Çimen zei ook dat de recherche in augustus TCI-informatie heeft ontvangen over de liquidatie van De Vries. Een anonieme informant zei de opdrachtgever te kennen en de uitvoerders. Over E. zei de informant dat deze niet wist dat er op 6 juli een liquidatie stond te gebeuren toen hij met G. naar Amsterdam reed. Çimen zei aan de rechtbank deze informant zelf te willen horen omdat haar cliënt daarvoor een overgroot belang heeft omdat deze informatie ‘cruciaal’ is voor de beoordeling van het bewijs. Ze wil ook medeverdachte Delano G. horen als getuige over wat er die 6 juli allemaal tussen de twee is besproken.

Herkenning

Advocaat Admiraal vroeg om opheffing van de voorlopige hechtenis van E.. Er is volgens hem geen bewijs dat E. wist wat hij op 6 juli in Amsterdam ging doen. Kamil E. bevestigde overigens dat hij inderdaad op 23 juni en op 6 juli in Amsterdam geweest was. Hij had G. naar Amsterdam gebracht voor ‘een gesprek’ zei hij vanuit Lelystad. En op 23 juni zou hij niet bezig zijn geweest met verkenning.

Op 28 juni zegt hij niet in Amsterdam te zijn geweest. Het beschikbare beeld van 28 juni is volgens advocaat Admiraal slecht van kwaliteit ‘en te mager om tot een deugdelijke herkenning te komen’.

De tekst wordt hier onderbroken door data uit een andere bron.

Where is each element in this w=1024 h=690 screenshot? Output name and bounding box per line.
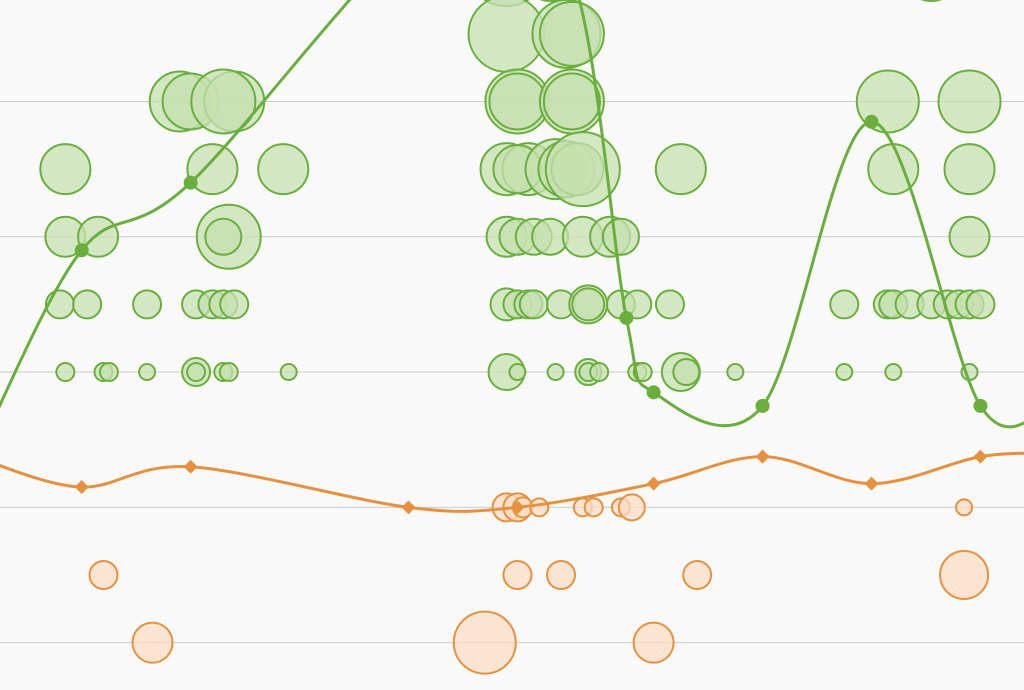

De man die de recherche op beelden van 28 juni identificeerde keek op een mobiele telefoon. Op die dag stond de telefoon van Kamil E. uit en registreerde die hem dus niet in Amsterdam, terwijl op 6 juli, de dag van de moord, E.’s telefoon wel gewoon aanstond en in Amsterdam was.

De rechtbank hoopt de zaak in juni volgend jaar inhoudelijk te kunnen behandelen.